Once a woman stopped before the house in Attila utca and said to her husband, ‘This is where she lived. Don’t you remember her? Such a tall girl, strong, with dark eyes and big hands.’
‘She was plain,’ said the man.
‘No, she was quite pretty,’ replied the woman, ‘decidedly pretty. When the Romanian army was still here she had a Romanian soldier for her lover.’
And so all memory of her faded. By now nobody knew who she was or anything about her. She was quite forgotten. She simply disappeared, and it made n
o difference to anyone whether she was in the prison at Mária Nosztra or resting under the acacias of the graveyard beyond the Danube, in the village of Balaton-Főkajár.
20
Dialogue before a Green Fence
Autumn has come round again. They are selling grape juice in the pubs, children are playing with ripe and glossy wild chestnuts. Leaves are falling.
But the unit of currency, the korona, is also falling. Its value: 0.22. People are in despair. How to eat, or dress, or heat the flat at this price. They wait in trepidation for the coming winter. At noon the stock market is in uproar. It’s inflation, people are winning and losing fortunes. What remains of Hungary after Trianon is accepted into the League of Nations. Another year passes. It is now 1922.
What has happened since? Every Sunday a military band plays on the promenades of the Vár and pedestrians instinctively fall into step with the blaring brass.
The Tatárs are out for a walk, without their younger daughter who has got married in the meantime. A clerk at the ministry is courting Ilonka. He once heard that Jancsi was in Poland and is a gigolo.
What used to be Kornél Vizy’s house looks much the same, except that it has a new caretaker, the other having moved out to one of the occupied territories.
Mrs Moviszter continues to play the piano and recite the verses of Ady.
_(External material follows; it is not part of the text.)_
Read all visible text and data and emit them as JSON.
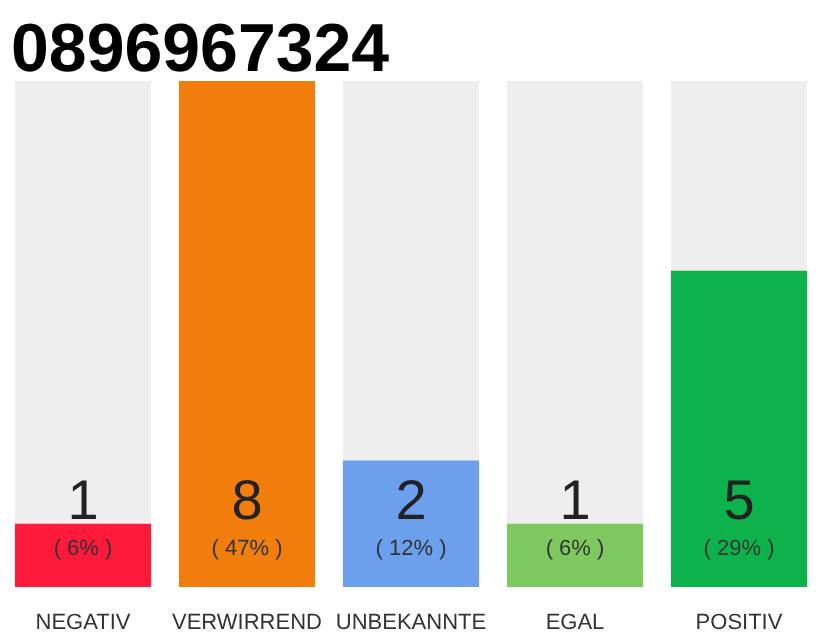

She makes dates with ever younger men. She paints her hair canary yellow and is running to fat. Her husband is still alive. He shouldn’t be, but despite being prematurely consigned to the grave by official science, the consultants, his colleagues, acquaintances and admirers – and by the late Kornél Vizy – he continues mysteriously to confound every objective evaluation of his condition as well as the forecasts of his friends. No one knows why. Obviously something must be keeping him alive. He is the most trifling detail in anybody’s life; he patiently bears Etel’s increasing moodiness, as well as the humiliations heaped on him by his wife. Everyone smiles at him pityingly.
Szilárd Druma has legal charge of the house which was given over to his care by Ferenc Patikárius, who had inherited it under the unfortunate circumstances. Druma has persuaded the agents to let him move into the Vizys’ old flat because of the needs of his large practice. He has even repapered it and lives there with his family. A lovely little girl has been born followed by a boy. A German girl looks after the three children who are growing up happily. Stefi still works there but wears glasses as her eyes are weakening. There is also a little wet-nurse with wide mongoloid cheekbones and a coal-black pigtail like a Chinese. Druma’s office takes up the second floor, where his old, more modest flat used to be. Two secretaries tap away at typewriters and visitors have to fill in a form to declare their business with the learned solicitor. He is playing an ever more important role in public affairs too. Soon he intends to stand as a candidate in the local elections, in a ward where no one will oppose him.